Durch die Implantation eines automatischen Defibrillators (Implanted
Cardioverter Defibrillator = ICD) kann die Letalität bei
Patienten mit anhaltend reduzierter LVEF nach MI gesenkt werden. Der
Nutzen des ICD ist aber bisher nur für die späte
Implantation nachgewiesen, d.h. Monate bis Jahre nach MI (5). Die
ESC-Leitlinien empfehlen (1A) eine primärprophylaktische
ICD-Implantation
zur Reduktion des Plötzlichen Herztods bei Patienten mit
symptomatischer Herzinsuffizienz (NYHA-Klassen II-III) und einer
LVEF ≤ 35% nach ≥ 3 Monaten mit optimaler
medikamentöser Therapie (OMT), wenn die Patienten eine
Lebenserwartung von mindestens einem Jahr haben (13). Für
die frühe postinfarzielle Phase konnte dieser Vorteil nicht
gezeigt werden (6, 7). In der Rekonvaleszenzphase nach akutem MI
kann sich eine reduzierte LVEF im Laufe von mehreren Wochen unter OMT
soweit erholen, dass die Implantation eines ICD nach den Leitlinien
nicht erforderlich ist (8). In Anlehnung an die Leitlinie der ESC zur
Therapie des akuten MI empfiehlt die Deutsche Kardiologische
Gesellschaft 2017 eine ICD-Implantation zur Primärprävention
frühestens 4 Wochen nach zurückliegendem MI bei
persistierender LVEF von ≤ 30% (Empfehlungsgrad I,
Evidenzniveau B; 9, 11).
Tragbare
Westen mit eingearbeitetem Defibrillator (Wearable Cardioverter
Defibrillator = WCD) sind seit einigen Jahren auf dem Markt.
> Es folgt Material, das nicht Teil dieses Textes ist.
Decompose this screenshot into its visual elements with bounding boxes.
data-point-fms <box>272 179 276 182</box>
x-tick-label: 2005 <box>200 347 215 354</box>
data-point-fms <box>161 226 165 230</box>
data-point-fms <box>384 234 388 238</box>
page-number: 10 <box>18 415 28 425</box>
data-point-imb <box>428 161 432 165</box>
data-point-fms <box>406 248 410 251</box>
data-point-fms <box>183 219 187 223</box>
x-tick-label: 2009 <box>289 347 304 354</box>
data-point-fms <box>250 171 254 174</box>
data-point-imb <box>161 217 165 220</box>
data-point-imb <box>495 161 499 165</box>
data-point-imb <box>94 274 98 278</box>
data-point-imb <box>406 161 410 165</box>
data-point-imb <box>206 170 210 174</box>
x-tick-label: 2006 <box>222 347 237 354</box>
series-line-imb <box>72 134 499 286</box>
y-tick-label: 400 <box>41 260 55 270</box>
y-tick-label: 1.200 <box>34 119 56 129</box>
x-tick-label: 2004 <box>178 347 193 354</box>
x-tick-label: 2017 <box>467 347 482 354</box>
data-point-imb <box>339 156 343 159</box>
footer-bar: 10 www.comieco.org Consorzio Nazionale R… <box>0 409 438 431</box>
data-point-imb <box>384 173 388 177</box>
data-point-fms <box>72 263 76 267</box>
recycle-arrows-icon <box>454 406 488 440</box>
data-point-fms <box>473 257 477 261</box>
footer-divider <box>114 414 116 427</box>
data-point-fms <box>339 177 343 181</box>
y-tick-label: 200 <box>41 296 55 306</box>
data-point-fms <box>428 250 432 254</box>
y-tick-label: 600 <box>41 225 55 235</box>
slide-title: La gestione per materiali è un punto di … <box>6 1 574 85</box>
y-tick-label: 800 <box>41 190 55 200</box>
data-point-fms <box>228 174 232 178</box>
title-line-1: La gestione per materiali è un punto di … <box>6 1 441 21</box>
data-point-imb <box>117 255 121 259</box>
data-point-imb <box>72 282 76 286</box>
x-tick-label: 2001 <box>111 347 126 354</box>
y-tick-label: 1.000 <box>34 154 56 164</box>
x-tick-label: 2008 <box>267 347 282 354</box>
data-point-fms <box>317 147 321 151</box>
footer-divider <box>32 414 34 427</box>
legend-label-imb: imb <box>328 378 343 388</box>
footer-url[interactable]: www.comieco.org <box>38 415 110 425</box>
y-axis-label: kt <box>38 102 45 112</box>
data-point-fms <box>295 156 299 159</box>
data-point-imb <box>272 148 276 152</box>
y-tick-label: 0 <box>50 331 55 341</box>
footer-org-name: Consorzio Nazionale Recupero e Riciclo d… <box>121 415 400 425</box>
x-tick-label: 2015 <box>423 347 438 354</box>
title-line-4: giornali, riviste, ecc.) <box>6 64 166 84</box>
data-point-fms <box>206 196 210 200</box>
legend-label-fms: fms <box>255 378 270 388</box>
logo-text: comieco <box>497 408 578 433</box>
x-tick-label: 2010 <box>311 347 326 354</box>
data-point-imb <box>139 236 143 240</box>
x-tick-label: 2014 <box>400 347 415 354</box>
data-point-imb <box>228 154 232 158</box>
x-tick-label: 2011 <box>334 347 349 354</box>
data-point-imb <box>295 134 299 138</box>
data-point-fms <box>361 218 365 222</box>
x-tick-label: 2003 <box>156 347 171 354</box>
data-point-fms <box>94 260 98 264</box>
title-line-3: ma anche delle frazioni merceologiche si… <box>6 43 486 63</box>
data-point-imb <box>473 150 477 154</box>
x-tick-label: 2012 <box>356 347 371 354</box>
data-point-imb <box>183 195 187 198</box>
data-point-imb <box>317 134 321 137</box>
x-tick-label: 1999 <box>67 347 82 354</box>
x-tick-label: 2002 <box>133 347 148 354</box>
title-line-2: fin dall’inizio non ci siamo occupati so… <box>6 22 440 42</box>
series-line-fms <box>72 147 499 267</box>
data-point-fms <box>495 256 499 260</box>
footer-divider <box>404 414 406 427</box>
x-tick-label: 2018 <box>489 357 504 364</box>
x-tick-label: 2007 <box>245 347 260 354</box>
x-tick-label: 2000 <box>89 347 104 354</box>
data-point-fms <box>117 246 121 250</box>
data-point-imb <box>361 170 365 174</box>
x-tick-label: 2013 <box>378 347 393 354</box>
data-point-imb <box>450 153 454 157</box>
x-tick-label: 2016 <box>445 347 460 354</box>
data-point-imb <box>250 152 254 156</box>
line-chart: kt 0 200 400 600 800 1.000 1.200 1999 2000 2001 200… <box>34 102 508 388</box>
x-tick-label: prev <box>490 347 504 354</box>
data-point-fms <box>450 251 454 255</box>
Aus
Registerstudien und Fallbeschreibungen ist bekannt, dass sie
ventrikuläre Tachykardien terminieren können (10).
In einer
multizentrischen, randomisierten, kontrollierten Studie mit dem
Akronym VEST (12) wurde jetzt der Nutzen eines WCD auf das Überleben
von Patienten mit akutem MI und reduzierter LVEF (< 35%)
untersucht. Von 2008 bis 2017 wurden 2.348 Patienten in
76 US-amerikanischen, 24 polnischen, 6 deutschen und
2 ungarischen Kliniken eingeschlossen. Die Studie wurde
anfänglich von den National Institutes of Health finanziert mit
Unterstützung von ZOLL Medical, dem Hersteller der
Defibrillator-Weste. Ab 2011 war ZOLL Medical dann einziger Sponsor,
angeblich ohne Einfluss auf Studiendesign, -durchführung und
-auswertung.
Eingeschlossen wurden
Patienten innerhalb von 7 Tagen nach akutem MI; ausgeschlossen
waren u.a. Patienten mit implantiertem antibradykardem Schrittmacher
(PM), chronischer Hämodialyse, Pflegebedürftigkeit oder bei
denen die Weste aus anatomischen Gründen nicht angepasst werden
konnte. In einem 2:1-Studiendesign wurden die Studienteilnehmer
randomisiert in eine Interventionsgruppe mit WCD plus OMT oder in die
Kontrollgruppe mit ausschließlich OMT. Die Patienten wurden im
Umgang mit der Weste ausführlich geschult und angewiesen, sie
über 3 Monate kontinuierlich zu tragen, außer beim
Baden und Duschen. Hatte ein Teilnehmer die Weste für < 15 Std.
am Tag getragen, wurde dies elektronisch an das Studienzentrum
gemeldet. Die Teilnehmer wurden nach einem Monat telefonisch
interviewt und nach drei Monaten persönlich einbestellt.
Der geplante primäre
Studienendpunkt war Tod jeder Ursache nach 60 Tagen. Wegen
zögerlicher Rekrutierung wurde der Studienendpunkt dann im
Nachhinein als ein kombinierter Endpunkt neu festgelegt:
90-Tage-Letalität durch plötzlichen Herztod oder Tod wegen
ventrikulärer Tachykardien (VT).
Ergebnisse:
Von den 2.348 eingeschlossenen Patienten konnten 2.302 ausgewertet
werden: 1.524 mit WCD und 778 Kontrollen. Die medizinischen und
demografischen Daten der beiden Kollektive waren etwa gleich. Die
mittlere LVEF betrug 28%, knapp 20% hatten eine LVEF < 25%.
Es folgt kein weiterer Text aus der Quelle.